Yes, I bike now. It’s disgusting to think just last week I was too lazy to take a free train home from work, and regularly wasted 25 bucks on a cab ‘cus it was easier than crossing the street. It’s a new Paul, and today I stand before you a little more sore and a little more cocky – every time I make it home alive, I feel like a God. But here are the top 3 things I’ve noticed since becoming a regular, full-commute biker.
1. Allston smells really weird. You can’t really tell until you get past the Super 88 at Packards Corner. It’s not necessarily a bad weird, so much as a weirdness you can’t place. Is that Thai food or urine? Msg or sewage? Delicious or a diarrhetic? And it changes depending on what time of day it is. Coming down Comm Ave around 1 PM on a Thursday, I smelt something foreign – might’ve been food, might’ve been feces. Is it bad to say that either way it was kind of delicious? Monday night at 9:45, totally BBQ sauce, but quickly morphed into stale tuna. Living in Allston, I’ve never really noticed how different it smells here, but flying into my corner of the city on two wheels after gliding near the river and over the Mass Pike, it hits you like a vat of smelling salt. I can equate the smells of Allston to an expression that defines life’s gifts used by my friend Billy – you could get peaches, could get lunch meat – they’re both great, but you’re never jonesing for the two at once.

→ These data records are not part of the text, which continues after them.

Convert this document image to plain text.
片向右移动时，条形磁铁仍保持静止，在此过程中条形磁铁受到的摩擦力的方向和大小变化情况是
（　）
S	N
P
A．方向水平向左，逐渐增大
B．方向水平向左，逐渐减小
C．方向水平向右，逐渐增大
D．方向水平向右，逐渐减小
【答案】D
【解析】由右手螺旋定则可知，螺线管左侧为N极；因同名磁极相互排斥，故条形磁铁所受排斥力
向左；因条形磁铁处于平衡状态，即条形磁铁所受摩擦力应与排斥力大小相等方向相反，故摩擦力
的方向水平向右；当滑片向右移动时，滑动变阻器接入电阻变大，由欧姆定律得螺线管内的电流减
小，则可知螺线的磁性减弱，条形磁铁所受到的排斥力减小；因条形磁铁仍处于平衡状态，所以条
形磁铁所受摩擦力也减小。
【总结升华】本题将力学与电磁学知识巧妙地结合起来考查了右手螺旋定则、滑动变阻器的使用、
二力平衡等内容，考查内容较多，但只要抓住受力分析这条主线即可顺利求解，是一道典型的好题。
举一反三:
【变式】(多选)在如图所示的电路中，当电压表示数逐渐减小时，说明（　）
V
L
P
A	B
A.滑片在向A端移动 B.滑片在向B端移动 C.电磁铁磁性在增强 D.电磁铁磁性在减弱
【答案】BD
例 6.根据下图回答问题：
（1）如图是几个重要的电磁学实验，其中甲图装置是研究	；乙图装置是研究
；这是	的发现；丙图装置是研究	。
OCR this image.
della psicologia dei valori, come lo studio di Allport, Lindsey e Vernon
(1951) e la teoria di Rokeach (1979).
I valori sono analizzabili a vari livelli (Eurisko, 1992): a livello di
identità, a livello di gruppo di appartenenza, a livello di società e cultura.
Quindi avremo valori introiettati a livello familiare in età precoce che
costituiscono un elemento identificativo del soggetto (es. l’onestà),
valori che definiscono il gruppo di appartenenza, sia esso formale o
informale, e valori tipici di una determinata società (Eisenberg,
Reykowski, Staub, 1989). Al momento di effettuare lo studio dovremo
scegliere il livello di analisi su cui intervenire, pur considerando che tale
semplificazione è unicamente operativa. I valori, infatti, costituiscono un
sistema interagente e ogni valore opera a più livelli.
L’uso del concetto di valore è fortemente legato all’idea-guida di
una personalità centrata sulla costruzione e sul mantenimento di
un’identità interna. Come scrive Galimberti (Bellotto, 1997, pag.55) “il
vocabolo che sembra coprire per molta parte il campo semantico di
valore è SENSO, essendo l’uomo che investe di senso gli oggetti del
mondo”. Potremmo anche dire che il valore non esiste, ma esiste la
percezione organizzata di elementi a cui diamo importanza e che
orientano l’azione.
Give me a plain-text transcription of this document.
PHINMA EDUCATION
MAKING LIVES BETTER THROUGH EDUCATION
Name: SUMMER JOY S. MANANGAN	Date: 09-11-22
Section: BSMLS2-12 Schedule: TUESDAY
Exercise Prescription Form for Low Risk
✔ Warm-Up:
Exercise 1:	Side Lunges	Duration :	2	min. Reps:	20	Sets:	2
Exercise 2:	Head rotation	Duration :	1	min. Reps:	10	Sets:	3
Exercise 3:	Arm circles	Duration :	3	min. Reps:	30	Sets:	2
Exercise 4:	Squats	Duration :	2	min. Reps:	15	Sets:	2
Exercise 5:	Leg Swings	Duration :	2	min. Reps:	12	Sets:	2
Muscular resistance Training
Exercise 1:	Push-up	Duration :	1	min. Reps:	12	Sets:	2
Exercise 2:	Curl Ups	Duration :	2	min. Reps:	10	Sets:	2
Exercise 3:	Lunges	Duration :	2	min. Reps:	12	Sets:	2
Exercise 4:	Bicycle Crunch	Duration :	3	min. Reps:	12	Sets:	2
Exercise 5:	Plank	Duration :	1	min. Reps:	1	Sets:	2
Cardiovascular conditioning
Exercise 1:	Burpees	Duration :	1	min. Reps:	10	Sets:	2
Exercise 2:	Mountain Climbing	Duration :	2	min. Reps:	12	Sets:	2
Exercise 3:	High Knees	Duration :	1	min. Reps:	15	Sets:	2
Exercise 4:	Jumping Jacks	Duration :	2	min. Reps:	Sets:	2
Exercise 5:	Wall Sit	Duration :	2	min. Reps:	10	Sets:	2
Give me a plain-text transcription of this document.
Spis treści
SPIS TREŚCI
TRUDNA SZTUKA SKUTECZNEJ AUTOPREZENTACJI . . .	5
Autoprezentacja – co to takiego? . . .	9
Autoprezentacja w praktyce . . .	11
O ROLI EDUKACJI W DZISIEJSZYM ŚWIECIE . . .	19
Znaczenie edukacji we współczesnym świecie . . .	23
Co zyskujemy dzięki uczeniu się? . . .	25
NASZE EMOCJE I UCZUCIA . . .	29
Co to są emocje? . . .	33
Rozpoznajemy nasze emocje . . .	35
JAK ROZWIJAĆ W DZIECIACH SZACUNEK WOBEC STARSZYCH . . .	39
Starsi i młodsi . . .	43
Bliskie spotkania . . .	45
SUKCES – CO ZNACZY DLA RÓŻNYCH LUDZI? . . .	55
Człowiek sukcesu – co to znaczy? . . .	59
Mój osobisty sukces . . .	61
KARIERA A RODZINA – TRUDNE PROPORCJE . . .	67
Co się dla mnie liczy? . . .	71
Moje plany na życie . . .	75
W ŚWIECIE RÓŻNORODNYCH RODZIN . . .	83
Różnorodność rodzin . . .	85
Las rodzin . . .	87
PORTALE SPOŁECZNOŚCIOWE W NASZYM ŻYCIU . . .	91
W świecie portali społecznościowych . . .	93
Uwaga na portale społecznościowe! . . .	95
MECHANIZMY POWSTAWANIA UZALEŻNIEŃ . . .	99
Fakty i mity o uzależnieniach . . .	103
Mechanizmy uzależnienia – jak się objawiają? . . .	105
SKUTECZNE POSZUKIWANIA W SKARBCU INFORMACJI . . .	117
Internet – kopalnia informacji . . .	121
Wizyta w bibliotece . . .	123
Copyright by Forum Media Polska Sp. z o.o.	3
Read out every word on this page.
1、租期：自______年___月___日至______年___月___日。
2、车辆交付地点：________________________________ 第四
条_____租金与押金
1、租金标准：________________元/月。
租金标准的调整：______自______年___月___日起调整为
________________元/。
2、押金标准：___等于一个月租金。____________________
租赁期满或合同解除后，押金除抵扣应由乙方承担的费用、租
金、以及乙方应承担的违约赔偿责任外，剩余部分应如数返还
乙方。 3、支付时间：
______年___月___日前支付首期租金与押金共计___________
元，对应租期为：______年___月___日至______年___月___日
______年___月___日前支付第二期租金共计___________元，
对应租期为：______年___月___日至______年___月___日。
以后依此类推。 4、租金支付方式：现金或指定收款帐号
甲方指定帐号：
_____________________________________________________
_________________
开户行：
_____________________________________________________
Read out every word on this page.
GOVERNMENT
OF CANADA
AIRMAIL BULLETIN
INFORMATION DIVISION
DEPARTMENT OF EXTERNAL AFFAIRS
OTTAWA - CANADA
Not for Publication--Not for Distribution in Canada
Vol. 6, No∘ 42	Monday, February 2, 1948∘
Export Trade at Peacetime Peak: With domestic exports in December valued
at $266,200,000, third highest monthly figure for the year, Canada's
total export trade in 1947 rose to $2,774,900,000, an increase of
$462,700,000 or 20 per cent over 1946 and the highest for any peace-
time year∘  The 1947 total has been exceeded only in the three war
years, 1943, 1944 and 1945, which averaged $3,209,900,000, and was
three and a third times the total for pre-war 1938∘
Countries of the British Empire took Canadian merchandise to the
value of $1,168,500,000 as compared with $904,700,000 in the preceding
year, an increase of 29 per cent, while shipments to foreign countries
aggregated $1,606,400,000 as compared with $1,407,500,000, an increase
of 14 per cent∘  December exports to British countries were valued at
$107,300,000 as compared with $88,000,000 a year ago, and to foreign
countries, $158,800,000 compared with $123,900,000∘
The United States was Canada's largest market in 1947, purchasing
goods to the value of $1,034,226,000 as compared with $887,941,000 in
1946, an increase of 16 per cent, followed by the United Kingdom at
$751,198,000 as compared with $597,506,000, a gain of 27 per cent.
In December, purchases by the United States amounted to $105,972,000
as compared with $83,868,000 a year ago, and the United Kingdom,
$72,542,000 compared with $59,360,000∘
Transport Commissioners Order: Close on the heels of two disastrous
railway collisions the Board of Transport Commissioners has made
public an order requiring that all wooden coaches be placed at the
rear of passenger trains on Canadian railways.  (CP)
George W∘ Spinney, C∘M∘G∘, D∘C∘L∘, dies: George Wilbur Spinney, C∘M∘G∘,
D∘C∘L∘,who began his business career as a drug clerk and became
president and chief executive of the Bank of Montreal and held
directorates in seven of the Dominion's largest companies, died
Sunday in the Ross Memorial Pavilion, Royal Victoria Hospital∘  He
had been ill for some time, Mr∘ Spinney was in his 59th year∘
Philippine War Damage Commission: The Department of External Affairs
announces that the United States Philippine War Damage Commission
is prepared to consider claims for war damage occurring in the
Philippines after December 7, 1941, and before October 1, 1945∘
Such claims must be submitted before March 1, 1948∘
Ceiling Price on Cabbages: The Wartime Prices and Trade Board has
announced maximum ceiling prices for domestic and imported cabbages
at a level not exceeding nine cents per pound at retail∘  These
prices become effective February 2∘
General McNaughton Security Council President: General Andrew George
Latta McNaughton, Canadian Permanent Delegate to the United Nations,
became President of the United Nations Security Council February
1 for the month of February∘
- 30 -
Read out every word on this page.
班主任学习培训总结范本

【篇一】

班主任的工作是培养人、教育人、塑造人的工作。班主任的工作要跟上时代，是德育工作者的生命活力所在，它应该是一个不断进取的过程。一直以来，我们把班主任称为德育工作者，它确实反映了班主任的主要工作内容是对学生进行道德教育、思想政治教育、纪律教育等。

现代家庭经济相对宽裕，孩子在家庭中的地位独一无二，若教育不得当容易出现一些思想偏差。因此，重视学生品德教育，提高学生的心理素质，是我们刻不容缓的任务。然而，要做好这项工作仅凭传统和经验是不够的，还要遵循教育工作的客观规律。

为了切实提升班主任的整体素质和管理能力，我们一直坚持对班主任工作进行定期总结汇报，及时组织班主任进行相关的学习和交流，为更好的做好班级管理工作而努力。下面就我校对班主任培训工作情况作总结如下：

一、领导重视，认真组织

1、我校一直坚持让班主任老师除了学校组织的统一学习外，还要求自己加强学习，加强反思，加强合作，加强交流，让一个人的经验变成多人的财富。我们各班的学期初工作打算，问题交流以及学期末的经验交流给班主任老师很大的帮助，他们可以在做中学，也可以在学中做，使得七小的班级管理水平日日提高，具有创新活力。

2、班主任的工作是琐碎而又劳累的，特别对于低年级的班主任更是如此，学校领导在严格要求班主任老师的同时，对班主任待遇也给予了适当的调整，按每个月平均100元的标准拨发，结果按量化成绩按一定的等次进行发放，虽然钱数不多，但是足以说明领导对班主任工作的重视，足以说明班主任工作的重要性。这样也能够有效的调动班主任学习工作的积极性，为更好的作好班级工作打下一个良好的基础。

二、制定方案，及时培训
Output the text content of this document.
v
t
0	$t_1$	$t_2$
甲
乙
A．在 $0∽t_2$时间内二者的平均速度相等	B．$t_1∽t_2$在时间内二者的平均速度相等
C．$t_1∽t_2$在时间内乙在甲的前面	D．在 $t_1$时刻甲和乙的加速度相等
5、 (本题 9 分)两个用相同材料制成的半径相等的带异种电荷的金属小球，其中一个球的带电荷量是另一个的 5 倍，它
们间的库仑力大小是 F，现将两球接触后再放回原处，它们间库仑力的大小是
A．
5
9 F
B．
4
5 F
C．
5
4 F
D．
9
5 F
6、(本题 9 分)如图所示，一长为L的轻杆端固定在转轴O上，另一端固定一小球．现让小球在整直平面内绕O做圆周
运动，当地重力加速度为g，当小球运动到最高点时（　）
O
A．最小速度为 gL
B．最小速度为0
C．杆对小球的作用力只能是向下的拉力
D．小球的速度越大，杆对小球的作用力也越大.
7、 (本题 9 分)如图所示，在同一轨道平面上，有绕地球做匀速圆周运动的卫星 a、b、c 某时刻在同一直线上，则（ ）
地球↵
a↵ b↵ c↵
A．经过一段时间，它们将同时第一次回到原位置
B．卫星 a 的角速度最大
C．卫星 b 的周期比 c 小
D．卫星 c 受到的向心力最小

2. Not everyone wants to steal my bike! Who knew! Parked that thing at Park Street, the nexus of both the most unorganized T-lines and the cities desperate homeless, left it there for roughly 30 hours, not even a fingerprint! Hah! My bike is an undersized bright red mountainer I got at Target for $65, but I still think it’s a hotty. Chalked that one up to a fluke. Parked it at Kenmore, practically locked it to a kind homeless gentlemen, and it lived to ride Beacon Street yet again. I’m paranoid about lots of things, and this is one I can cross off my list.
3. Mountain bikes are for the mountains, not for Boston. I rode behind my girlfriend and her sick blue street machine the other morning, named Blue, and I was peddling 3 times as much as she was while the distance between us grew exponentially. I’m getting a good workout, but I am going to have unnaturally diesel calves to accompany my unnatural waiters’ shin splints. I’m too cheap to upgrade now, but Red (my ride) will not see the end of summer if I’m going to keep this stuff up.